Костя неторопливо открыл глаза и вздохнул:

– От чего отдыхать? И так на ящике просидел целый день.

– Знаю, как же… – не поверила мать, ведая о нелегкой работе механизаторов. – Ничего бы не случилось от одного дня, – продолжала уговаривать Мария, зная безуспешность своего намерения. Заметив, что Константин вновь прикрыл глаза, замолчала и даже прекратила убирать со стола.

Она неслышно опустилась на стул, сложила руки на передник и стала внимательно всматриваться в лицо сына.

«Вылитый отец.
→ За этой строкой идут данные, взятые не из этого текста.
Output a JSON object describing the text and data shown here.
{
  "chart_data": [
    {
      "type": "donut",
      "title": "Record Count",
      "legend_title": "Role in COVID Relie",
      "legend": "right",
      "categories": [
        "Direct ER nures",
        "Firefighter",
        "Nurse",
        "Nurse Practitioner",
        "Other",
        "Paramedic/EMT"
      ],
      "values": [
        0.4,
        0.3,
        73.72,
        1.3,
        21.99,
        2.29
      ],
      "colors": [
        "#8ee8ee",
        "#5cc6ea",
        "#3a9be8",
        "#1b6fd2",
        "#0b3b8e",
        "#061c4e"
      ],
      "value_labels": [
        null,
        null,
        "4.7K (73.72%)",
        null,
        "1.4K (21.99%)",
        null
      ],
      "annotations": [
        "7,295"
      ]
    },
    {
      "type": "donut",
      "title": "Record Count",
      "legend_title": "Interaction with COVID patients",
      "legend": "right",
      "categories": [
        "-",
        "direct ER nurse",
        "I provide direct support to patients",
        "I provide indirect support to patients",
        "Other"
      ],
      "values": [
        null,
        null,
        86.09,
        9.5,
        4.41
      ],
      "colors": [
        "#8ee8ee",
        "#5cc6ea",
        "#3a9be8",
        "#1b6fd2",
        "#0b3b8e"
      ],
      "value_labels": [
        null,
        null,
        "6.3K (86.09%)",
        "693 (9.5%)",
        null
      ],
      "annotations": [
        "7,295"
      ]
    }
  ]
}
И ямочка на подбородке такая же прорезается. Ах, Господи! Неужели всколыхнется отцова непоседливость? А мужик стоящий был, хоть в чем взять. Многое умел и делал все добротно. Играючи сооружал, без лишнего напряжения. И дом перебрал разумно, долго стоять будет. Только – независим! Ух, какой! Ничего не скажи, ничего не потребуй! Непоседа! Тесно ему здесь было…»

Мария легко вздохнула и продолжила воспоминания, которые больше не являлись душевной болью. «Ему требовалось движение! БАМ, Сибирь с ее просторами… Там попал в свой мир и назад вернуться не смог, как обещал. Что-то помешало. Закрутило. Раз-другой приезжал и как вихрь снова срывался. Подбрасывал под потолок подрастающего Костю, укрывал ее дорогими подарками и своей горячностью и… вновь срывался, как только начинали туманиться печалью глаза. Природой, видимо, так ему определено. Как птице. Не подчиниться зову не мог. А этот – каковым станет?»

Константин звучно всхрапнул и тут же открыл глаза.

«Вот же! – напряглась Мария. – Не таков ли? Кипяток! Вон как вскинулся! Другой на его месте свалился бы от усталости. Этот же вновь готов бежать!..»

– Все! – перебил ее мысли Константин. – Отдохнул немного, побегу теперь.

Мария удивилась совпадению своих мыслей и поведения Константина. Сын гибко потянулся, обнял мать и, поцеловав в щеку, повторил:

– Пошел я!

«И такой же… ласковый. Поцеловал вот…»

– Смотри у меня! Помни, что говорила! – пыталась вновь показать свою строгость мать.

– Хорошо, я же тебе сказал, – неохотно проговорил Константин, легко отмахнувшись рукой.

– И не отмахивайся! – пыталась успеть договорить Мария, понимая, что на последнее замечание ответа не получит. Потом, довольная тем, что сумела-таки пусть и коротко, но побеседовать с сыном, легко вздохнула и продолжила убирать со стола.

1

Стерня – часть скошенного поля. – Здесь и далее примеч. автора.